I’ll be back. I’m going on a Fake Break…

…Whew. I’m back. I’m sweating because I tried to be quick about it and hurried. So, what truths did I find?

  • Warmth when I stepped out the door.
  • A rooster crowing from a distance.
  • In the small garden in front of my office there were dried, long stems from an ornamental grass, matted down in beautiful forms.
  • A slight breeze, bringing different earth odors as I walked around.
  • A surprising amount of the color green – on rocks, walls, tree trunks, and plants.
  • A few turkey vultures circling overhead.
  • Wet tree bark making the green lichens on them really stand out.
  • A slight sun shower, the drops falling into the Fairy stream, making for many beautiful concentric circles on the water.
  • Some clouds moved away, the sun was very bright, the sky opposite full of dark clouds. The perfect set-up for a rainbow! I turned so that my back was to the sun and my eyes, scanning the dark clouds, were hoping for a rainbow. None.
  • I saw a tree whose bottom trunk and branches appear as if they were a strong person making muscles/showing their biceps.
  • I lifted up/rolled away a cement-based stop sign and saw what looked like small ants with wings, hunkered down in crevices and moving slightly. I said ‘hello’ and put back the round base of the sign exactly how it was. But I am curious as to who they were.
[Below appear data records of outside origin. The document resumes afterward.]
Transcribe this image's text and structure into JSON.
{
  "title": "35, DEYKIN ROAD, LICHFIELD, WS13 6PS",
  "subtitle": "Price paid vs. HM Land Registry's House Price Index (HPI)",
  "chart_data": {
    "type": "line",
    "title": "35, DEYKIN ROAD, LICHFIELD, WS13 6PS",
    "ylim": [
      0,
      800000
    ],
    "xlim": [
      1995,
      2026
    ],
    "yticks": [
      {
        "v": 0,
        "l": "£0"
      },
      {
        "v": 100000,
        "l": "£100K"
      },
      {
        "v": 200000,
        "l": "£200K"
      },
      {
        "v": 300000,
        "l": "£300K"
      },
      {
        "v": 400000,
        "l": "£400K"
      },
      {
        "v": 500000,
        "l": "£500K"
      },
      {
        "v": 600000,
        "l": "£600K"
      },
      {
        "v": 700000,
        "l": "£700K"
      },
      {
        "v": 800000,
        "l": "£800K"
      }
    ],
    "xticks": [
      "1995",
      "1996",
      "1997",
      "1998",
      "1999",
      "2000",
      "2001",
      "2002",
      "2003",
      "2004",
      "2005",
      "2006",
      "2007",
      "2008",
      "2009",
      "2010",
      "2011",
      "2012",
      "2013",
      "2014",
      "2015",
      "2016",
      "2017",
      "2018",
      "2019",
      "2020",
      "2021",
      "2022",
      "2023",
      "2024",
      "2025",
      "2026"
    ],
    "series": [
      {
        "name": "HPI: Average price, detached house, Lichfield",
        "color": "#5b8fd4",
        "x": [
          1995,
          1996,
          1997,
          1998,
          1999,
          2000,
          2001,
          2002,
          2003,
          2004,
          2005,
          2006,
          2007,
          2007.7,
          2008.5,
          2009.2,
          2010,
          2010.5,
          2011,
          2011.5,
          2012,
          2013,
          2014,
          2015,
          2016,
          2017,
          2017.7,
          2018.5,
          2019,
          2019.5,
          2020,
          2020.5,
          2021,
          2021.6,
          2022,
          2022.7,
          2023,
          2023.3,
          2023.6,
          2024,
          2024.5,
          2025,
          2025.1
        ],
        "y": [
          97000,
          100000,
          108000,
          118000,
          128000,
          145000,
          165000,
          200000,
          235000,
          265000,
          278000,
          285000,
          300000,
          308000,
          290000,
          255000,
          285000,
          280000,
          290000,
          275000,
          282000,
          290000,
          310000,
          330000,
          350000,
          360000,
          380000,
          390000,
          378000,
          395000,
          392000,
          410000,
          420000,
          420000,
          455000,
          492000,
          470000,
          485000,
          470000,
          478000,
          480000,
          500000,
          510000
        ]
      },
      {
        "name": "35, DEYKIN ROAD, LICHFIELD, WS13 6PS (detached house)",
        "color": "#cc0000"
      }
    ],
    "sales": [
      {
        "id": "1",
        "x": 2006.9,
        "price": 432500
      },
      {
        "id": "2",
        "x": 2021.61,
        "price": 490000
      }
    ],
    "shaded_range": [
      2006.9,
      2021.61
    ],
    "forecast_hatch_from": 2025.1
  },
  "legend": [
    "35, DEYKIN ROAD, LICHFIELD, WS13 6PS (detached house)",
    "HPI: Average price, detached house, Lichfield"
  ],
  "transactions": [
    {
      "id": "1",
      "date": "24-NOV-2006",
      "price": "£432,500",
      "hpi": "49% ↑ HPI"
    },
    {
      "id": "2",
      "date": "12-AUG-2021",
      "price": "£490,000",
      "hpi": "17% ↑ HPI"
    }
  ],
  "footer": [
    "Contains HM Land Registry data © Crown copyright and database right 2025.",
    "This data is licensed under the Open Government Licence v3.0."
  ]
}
I’ll come back soon with a magnifying glass.
  • I now hear some blue jays, their calls, at least to me, always sound as if they are complaining about something.
  •  Big deer tracks in the mud on the pitcher’s mound in Mary Dailey Field.
  • A small oak tree on the edge of this field still holding on to its dead, brown leaves, appearing as dry leather and making a sound by rubbing together when the wind blows.
  • The warm sunshine on my face when I stepped out from the shade of a tree.
Muscle tree

Muscle tree

 

Deer hoof

Deer track

 

I know that there are many more truths to be found when out in the natural world. So I suggest taking a short Fake Break when you need to.

Margaret Fuller said “Nature never did deceive the heart that loved her.”